Meteor Shower Viewing Guide

Eta Aquirids Meteor Showers

Over the course of the year, there are many meteor showers visible to the people. A meteor shower is a celestial event in which a number of meteors are observed to radiate, or originate, from one point in the night sky. These meteors are caused by streams of cosmic debris called meteoroids entering Earth’s atmosphere at extremely high speeds on parallel trajectories. We are going to look at the meteor showers for viewing, where they can be seen, and much more. Throughout the year, there are 12 meteor showers, which are broken down in the table below.

Meteor Shower Average Meteors Per Hour Maximum Meteors Per Hour During Peak Range Of Dates Constellation Source
Quadratids 25 non peak 60-200 December 28-January 12 Bootes
Lyrids 10-15 Theoretically 100 April 16 to April 26 Lyra
Eta Aquariids 10-20 10-20 Roughly April 19 to May 28 Aquarius
Delta Aquariids 15-20 10-20 July 12 – August 23 Aquarius
Perseids 20 non peak 100 July 17 – August 24 Perseus
Draconids 5 Hundreds or thousands* October 6 – October 10 Draco
Orionids 10-20 20 October 2 – November 7 Orion
South Taurids 5 5 Sep 10 – Nov 20 Taurus
North Taurids 5 5 Oct 20 – Dec 10 Taurus
Leonids 15 15 November 6 – November 30 Leo
Geminids 10-20 120 per hour December 4-17 Gemini
Ursids 10 10 December 17–24 Ursa Minor

*=This is under special circumstances only, when the comet Giacobini-Zinner comes closest to Earth when the peak of the meteor shower occurs. This happens every 6.6 years.
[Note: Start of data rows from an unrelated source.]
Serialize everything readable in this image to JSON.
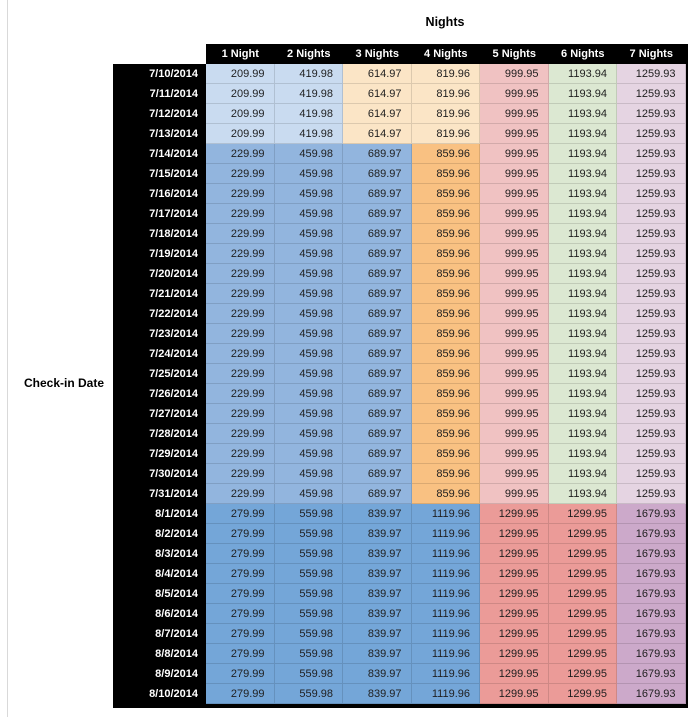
{
  "title": "Nights",
  "row_axis_label": "Check-in Date",
  "palette": {
    "blue_light": "#C9DBF0",
    "peach_light": "#FBE5C6",
    "pink": "#F0C2C2",
    "green": "#DCE8D2",
    "lavender": "#E5D4E2",
    "blue_med": "#92B5DE",
    "orange": "#F9C182",
    "blue_dark": "#74A6D8",
    "salmon": "#EB9B98",
    "mauve": "#CCA9CA"
  },
  "header_colors": {
    "bg": "#000000",
    "text": "#ffffff"
  },
  "section_colors": {
    "a": [
      "blue_light",
      "blue_light",
      "peach_light",
      "peach_light",
      "pink",
      "green",
      "lavender"
    ],
    "b": [
      "blue_med",
      "blue_med",
      "blue_med",
      "orange",
      "pink",
      "green",
      "lavender"
    ],
    "c": [
      "blue_dark",
      "blue_dark",
      "blue_dark",
      "blue_dark",
      "salmon",
      "salmon",
      "mauve"
    ]
  },
  "chart_data": {
    "type": "table",
    "title": "Nights",
    "row_axis_label": "Check-in Date",
    "columns": [
      "1 Night",
      "2 Nights",
      "3 Nights",
      "4 Nights",
      "5 Nights",
      "6 Nights",
      "7 Nights"
    ],
    "rows": [
      {
        "date": "7/10/2014",
        "section": "a",
        "values": [
          "209.99",
          "419.98",
          "614.97",
          "819.96",
          "999.95",
          "1193.94",
          "1259.93"
        ]
      },
      {
        "date": "7/11/2014",
        "section": "a",
        "values": [
          "209.99",
          "419.98",
          "614.97",
          "819.96",
          "999.95",
          "1193.94",
          "1259.93"
        ]
      },
      {
        "date": "7/12/2014",
        "section": "a",
        "values": [
          "209.99",
          "419.98",
          "614.97",
          "819.96",
          "999.95",
          "1193.94",
          "1259.93"
        ]
      },
      {
        "date": "7/13/2014",
        "section": "a",
        "values": [
          "209.99",
          "419.98",
          "614.97",
          "819.96",
          "999.95",
          "1193.94",
          "1259.93"
        ]
      },
      {
        "date": "7/14/2014",
        "section": "b",
        "values": [
          "229.99",
          "459.98",
          "689.97",
          "859.96",
          "999.95",
          "1193.94",
          "1259.93"
        ]
      },
      {
        "date": "7/15/2014",
        "section": "b",
        "values": [
          "229.99",
          "459.98",
          "689.97",
          "859.96",
          "999.95",
          "1193.94",
          "1259.93"
        ]
      },
      {
        "date": "7/16/2014",
        "section": "b",
        "values": [
          "229.99",
          "459.98",
          "689.97",
          "859.96",
          "999.95",
          "1193.94",
          "1259.93"
        ]
      },
      {
        "date": "7/17/2014",
        "section": "b",
        "values": [
          "229.99",
          "459.98",
          "689.97",
          "859.96",
          "999.95",
          "1193.94",
          "1259.93"
        ]
      },
      {
        "date": "7/18/2014",
        "section": "b",
        "values": [
          "229.99",
          "459.98",
          "689.97",
          "859.96",
          "999.95",
          "1193.94",
          "1259.93"
        ]
      },
      {
        "date": "7/19/2014",
        "section": "b",
        "values": [
          "229.99",
          "459.98",
          "689.97",
          "859.96",
          "999.95",
          "1193.94",
          "1259.93"
        ]
      },
      {
        "date": "7/20/2014",
        "section": "b",
        "values": [
          "229.99",
          "459.98",
          "689.97",
          "859.96",
          "999.95",
          "1193.94",
          "1259.93"
        ]
      },
      {
        "date": "7/21/2014",
        "section": "b",
        "values": [
          "229.99",
          "459.98",
          "689.97",
          "859.96",
          "999.95",
          "1193.94",
          "1259.93"
        ]
      },
      {
        "date": "7/22/2014",
        "section": "b",
        "values": [
          "229.99",
          "459.98",
          "689.97",
          "859.96",
          "999.95",
          "1193.94",
          "1259.93"
        ]
      },
      {
        "date": "7/23/2014",
        "section": "b",
        "values": [
          "229.99",
          "459.98",
          "689.97",
          "859.96",
          "999.95",
          "1193.94",
          "1259.93"
        ]
      },
      {
        "date": "7/24/2014",
        "section": "b",
        "values": [
          "229.99",
          "459.98",
          "689.97",
          "859.96",
          "999.95",
          "1193.94",
          "1259.93"
        ]
      },
      {
        "date": "7/25/2014",
        "section": "b",
        "values": [
          "229.99",
          "459.98",
          "689.97",
          "859.96",
          "999.95",
          "1193.94",
          "1259.93"
        ]
      },
      {
        "date": "7/26/2014",
        "section": "b",
        "values": [
          "229.99",
          "459.98",
          "689.97",
          "859.96",
          "999.95",
          "1193.94",
          "1259.93"
        ]
      },
      {
        "date": "7/27/2014",
        "section": "b",
        "values": [
          "229.99",
          "459.98",
          "689.97",
          "859.96",
          "999.95",
          "1193.94",
          "1259.93"
        ]
      },
      {
        "date": "7/28/2014",
        "section": "b",
        "values": [
          "229.99",
          "459.98",
          "689.97",
          "859.96",
          "999.95",
          "1193.94",
          "1259.93"
        ]
      },
      {
        "date": "7/29/2014",
        "section": "b",
        "values": [
          "229.99",
          "459.98",
          "689.97",
          "859.96",
          "999.95",
          "1193.94",
          "1259.93"
        ]
      },
      {
        "date": "7/30/2014",
        "section": "b",
        "values": [
          "229.99",
          "459.98",
          "689.97",
          "859.96",
          "999.95",
          "1193.94",
          "1259.93"
        ]
      },
      {
        "date": "7/31/2014",
        "section": "b",
        "values": [
          "229.99",
          "459.98",
          "689.97",
          "859.96",
          "999.95",
          "1193.94",
          "1259.93"
        ]
      },
      {
        "date": "8/1/2014",
        "section": "c",
        "values": [
          "279.99",
          "559.98",
          "839.97",
          "1119.96",
          "1299.95",
          "1299.95",
          "1679.93"
        ]
      },
      {
        "date": "8/2/2014",
        "section": "c",
        "values": [
          "279.99",
          "559.98",
          "839.97",
          "1119.96",
          "1299.95",
          "1299.95",
          "1679.93"
        ]
      },
      {
        "date": "8/3/2014",
        "section": "c",
        "values": [
          "279.99",
          "559.98",
          "839.97",
          "1119.96",
          "1299.95",
          "1299.95",
          "1679.93"
        ]
      },
      {
        "date": "8/4/2014",
        "section": "c",
        "values": [
          "279.99",
          "559.98",
          "839.97",
          "1119.96",
          "1299.95",
          "1299.95",
          "1679.93"
        ]
      },
      {
        "date": "8/5/2014",
        "section": "c",
        "values": [
          "279.99",
          "559.98",
          "839.97",
          "1119.96",
          "1299.95",
          "1299.95",
          "1679.93"
        ]
      },
      {
        "date": "8/6/2014",
        "section": "c",
        "values": [
          "279.99",
          "559.98",
          "839.97",
          "1119.96",
          "1299.95",
          "1299.95",
          "1679.93"
        ]
      },
      {
        "date": "8/7/2014",
        "section": "c",
        "values": [
          "279.99",
          "559.98",
          "839.97",
          "1119.96",
          "1299.95",
          "1299.95",
          "1679.93"
        ]
      },
      {
        "date": "8/8/2014",
        "section": "c",
        "values": [
          "279.99",
          "559.98",
          "839.97",
          "1119.96",
          "1299.95",
          "1299.95",
          "1679.93"
        ]
      },
      {
        "date": "8/9/2014",
        "section": "c",
        "values": [
          "279.99",
          "559.98",
          "839.97",
          "1119.96",
          "1299.95",
          "1299.95",
          "1679.93"
        ]
      },
      {
        "date": "8/10/2014",
        "section": "c",
        "values": [
          "279.99",
          "559.98",
          "839.97",
          "1119.96",
          "1299.95",
          "1299.95",
          "1679.93"
        ]
      }
    ]
  }
}
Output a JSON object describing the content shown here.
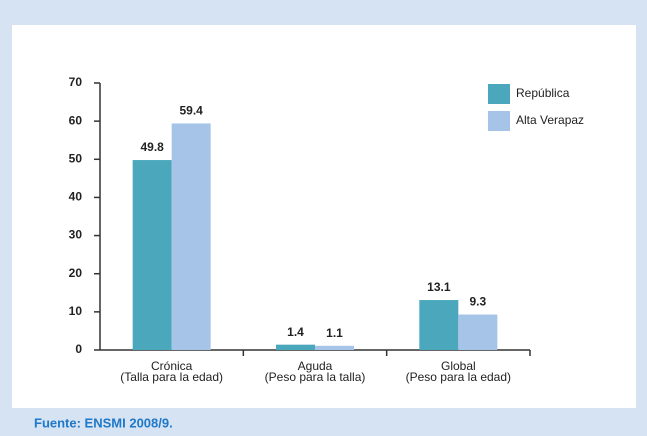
{
  "chart_data": {
    "type": "bar",
    "categories": [
      [
        "Crónica",
        "(Talla para la edad)"
      ],
      [
        "Aguda",
        "(Peso para la talla)"
      ],
      [
        "Global",
        "(Peso para la edad)"
      ]
    ],
    "series": [
      {
        "name": "República",
        "color": "#4ba7bb",
        "values": [
          49.8,
          1.4,
          13.1
        ]
      },
      {
        "name": "Alta Verapaz",
        "color": "#a6c4e8",
        "values": [
          59.4,
          1.1,
          9.3
        ]
      }
    ],
    "ylim": [
      0,
      70
    ],
    "yticks": [
      0,
      10,
      20,
      30,
      40,
      50,
      60,
      70
    ],
    "legend": "top-right"
  },
  "source": "Fuente: ENSMI 2008/9."
}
That said, there are specific places to best view specific meteor showers. This can be seen with the Quadratids best seen from the Northern Hemisphere, whereas the Eta Aquariids are best seen from the Southern Hemisphere or near the equator.

The best way to view a meteor shower is to bring a comfy seating, proper clothing to stay warm and layered as appropriate, and drive to a site that has a view of the sky that includes the view of the sky that the constellation will be in that most of the meteors will originate from during the observing session. Plus, the darker the skies, the better chance of viewing the most meteors during the viewing session.
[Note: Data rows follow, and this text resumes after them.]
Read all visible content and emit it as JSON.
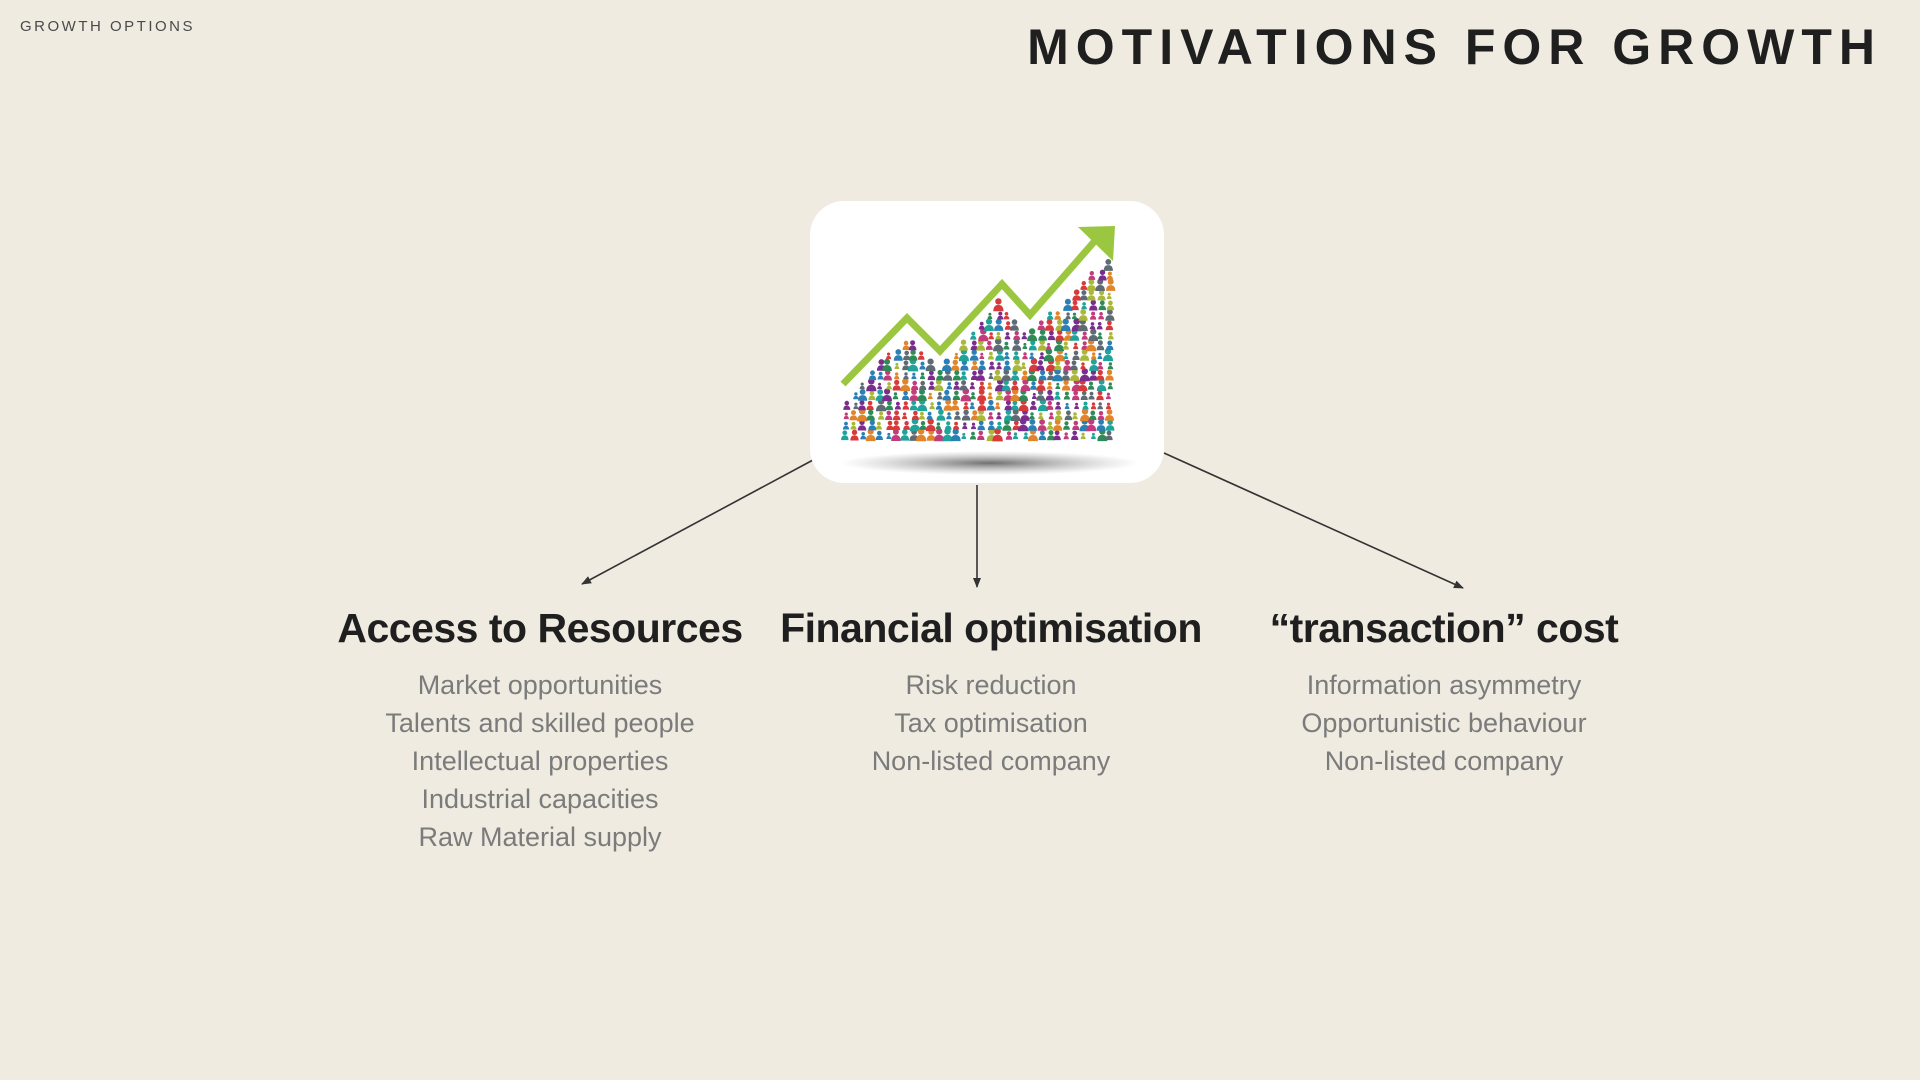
{
  "header": {
    "section_label": "GROWTH OPTIONS",
    "title": "MOTIVATIONS FOR GROWTH"
  },
  "icon": {
    "name": "growth-chart-people-icon",
    "arrow_color": "#9bc63f",
    "people_colors": [
      "#d63a3a",
      "#2e8b57",
      "#7b2d8e",
      "#2a7fb5",
      "#e0852b",
      "#1fa39a",
      "#a9b73a",
      "#c23b7a",
      "#5f6b73"
    ]
  },
  "columns": [
    {
      "title": "Access to Resources",
      "items": [
        "Market opportunities",
        "Talents and skilled people",
        "Intellectual properties",
        "Industrial capacities",
        "Raw Material supply"
      ]
    },
    {
      "title": "Financial optimisation",
      "items": [
        "Risk reduction",
        "Tax optimisation",
        "Non-listed company"
      ]
    },
    {
      "title": "“transaction” cost",
      "items": [
        "Information asymmetry",
        "Opportunistic behaviour",
        "Non-listed company"
      ]
    }
  ]
}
Favorite seating can include a chair if alone or a towel if there are several people in the group. Make sure to bring appropriate red light to make sure that one can find the way back to the car or mode of transport safely. Remember to always clean up after yourself. We do NOT recommend leaving trash or recycling at an observing site. If one does bring food, please make sure to be aware of any local wildlife such as cougars, bears, and such that could be attracted to such food. Therefore, it is recommended to NOT bring food and if food is necessary, make sure to eat it in the car.